Stephanie Johnston wants to make stress fractures a non-factor. The 21-year-old runner was inspired to find a solution to end stress fractures for runners through an invention of her new shoe JBolt. She believed her own stress fracture could have been avoided with a better high-mileage training shoe.
CULaunch!—A new shoe solution
Johnston received the push she needed to take her JBolt innovation to the next level by entering CUAA’s CULaunch! competition. Launched in 2016, the annual entrepreneurial pitch event is put on by the Haab School of Business but is open to students of all disciplines.
Through CULaunch!, students receive business coaching and feedback from a panel of judges who are business owners themselves. The judges decide which students will receive a portion of the prize money to then launch their ideas.
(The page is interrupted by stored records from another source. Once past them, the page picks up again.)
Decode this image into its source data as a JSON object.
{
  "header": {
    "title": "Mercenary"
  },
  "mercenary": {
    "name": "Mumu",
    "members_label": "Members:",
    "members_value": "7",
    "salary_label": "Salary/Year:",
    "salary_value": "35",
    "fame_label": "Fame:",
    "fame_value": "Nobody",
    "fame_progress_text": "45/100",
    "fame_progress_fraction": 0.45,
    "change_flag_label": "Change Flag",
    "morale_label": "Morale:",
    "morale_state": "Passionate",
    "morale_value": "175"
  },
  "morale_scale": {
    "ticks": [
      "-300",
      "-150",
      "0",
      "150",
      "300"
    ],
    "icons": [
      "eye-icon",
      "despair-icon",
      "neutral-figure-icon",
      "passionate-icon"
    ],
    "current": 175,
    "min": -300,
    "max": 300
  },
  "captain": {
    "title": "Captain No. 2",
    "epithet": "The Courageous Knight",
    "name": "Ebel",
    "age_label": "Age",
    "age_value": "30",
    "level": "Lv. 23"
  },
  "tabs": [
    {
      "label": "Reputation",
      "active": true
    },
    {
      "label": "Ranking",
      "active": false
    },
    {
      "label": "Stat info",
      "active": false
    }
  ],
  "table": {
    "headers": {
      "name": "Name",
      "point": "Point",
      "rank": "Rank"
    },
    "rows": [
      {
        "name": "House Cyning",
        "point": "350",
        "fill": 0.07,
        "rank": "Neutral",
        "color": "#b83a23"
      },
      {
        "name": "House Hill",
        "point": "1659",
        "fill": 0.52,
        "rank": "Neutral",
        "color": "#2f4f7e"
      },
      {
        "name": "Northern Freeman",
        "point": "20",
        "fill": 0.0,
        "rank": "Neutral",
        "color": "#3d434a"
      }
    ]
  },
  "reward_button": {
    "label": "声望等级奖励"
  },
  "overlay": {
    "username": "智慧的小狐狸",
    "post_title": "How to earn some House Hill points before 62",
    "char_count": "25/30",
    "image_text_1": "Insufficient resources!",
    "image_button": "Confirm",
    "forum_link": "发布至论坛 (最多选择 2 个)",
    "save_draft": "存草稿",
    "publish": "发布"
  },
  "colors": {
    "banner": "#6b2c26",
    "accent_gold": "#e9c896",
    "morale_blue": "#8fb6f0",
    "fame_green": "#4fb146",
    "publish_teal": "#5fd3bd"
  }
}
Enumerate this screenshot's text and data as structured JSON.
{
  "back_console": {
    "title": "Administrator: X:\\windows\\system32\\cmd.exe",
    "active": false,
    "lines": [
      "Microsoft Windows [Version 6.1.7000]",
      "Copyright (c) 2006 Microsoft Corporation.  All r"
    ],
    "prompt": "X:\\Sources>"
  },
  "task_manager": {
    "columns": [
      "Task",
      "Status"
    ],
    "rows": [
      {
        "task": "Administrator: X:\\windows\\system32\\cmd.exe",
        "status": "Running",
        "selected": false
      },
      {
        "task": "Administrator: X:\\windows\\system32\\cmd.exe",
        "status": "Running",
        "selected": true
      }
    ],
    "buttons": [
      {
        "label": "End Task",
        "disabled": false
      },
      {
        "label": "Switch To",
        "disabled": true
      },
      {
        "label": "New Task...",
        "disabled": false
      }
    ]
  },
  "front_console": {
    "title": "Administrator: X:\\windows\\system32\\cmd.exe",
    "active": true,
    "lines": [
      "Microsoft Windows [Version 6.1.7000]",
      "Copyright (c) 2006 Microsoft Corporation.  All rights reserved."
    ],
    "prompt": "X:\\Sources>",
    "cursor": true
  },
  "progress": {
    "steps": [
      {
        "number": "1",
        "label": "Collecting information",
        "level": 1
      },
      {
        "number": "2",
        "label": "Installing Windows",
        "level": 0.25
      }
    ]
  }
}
Johnston’s JBolt won first place, and she received $1,500 to help in attaining intellectual property for her idea. Currently she’s in the process of building a prototype.
Other ideas pitched by students at this year’s CULaunch! competition included an expansion plan of a students’ self-owned music and entertainment business and a computer programming learning module system.
“Our CULaunch! competition allows our students to turn their ideas into action and earn seed money toward launching their business,” said Dr. Suzy Siegle, campus dean of the Haab School of Business. “Students learn to problem-solve, innovate, pivot, and persevere; all traits that serve them well in any business entrepreneurial endeavor.”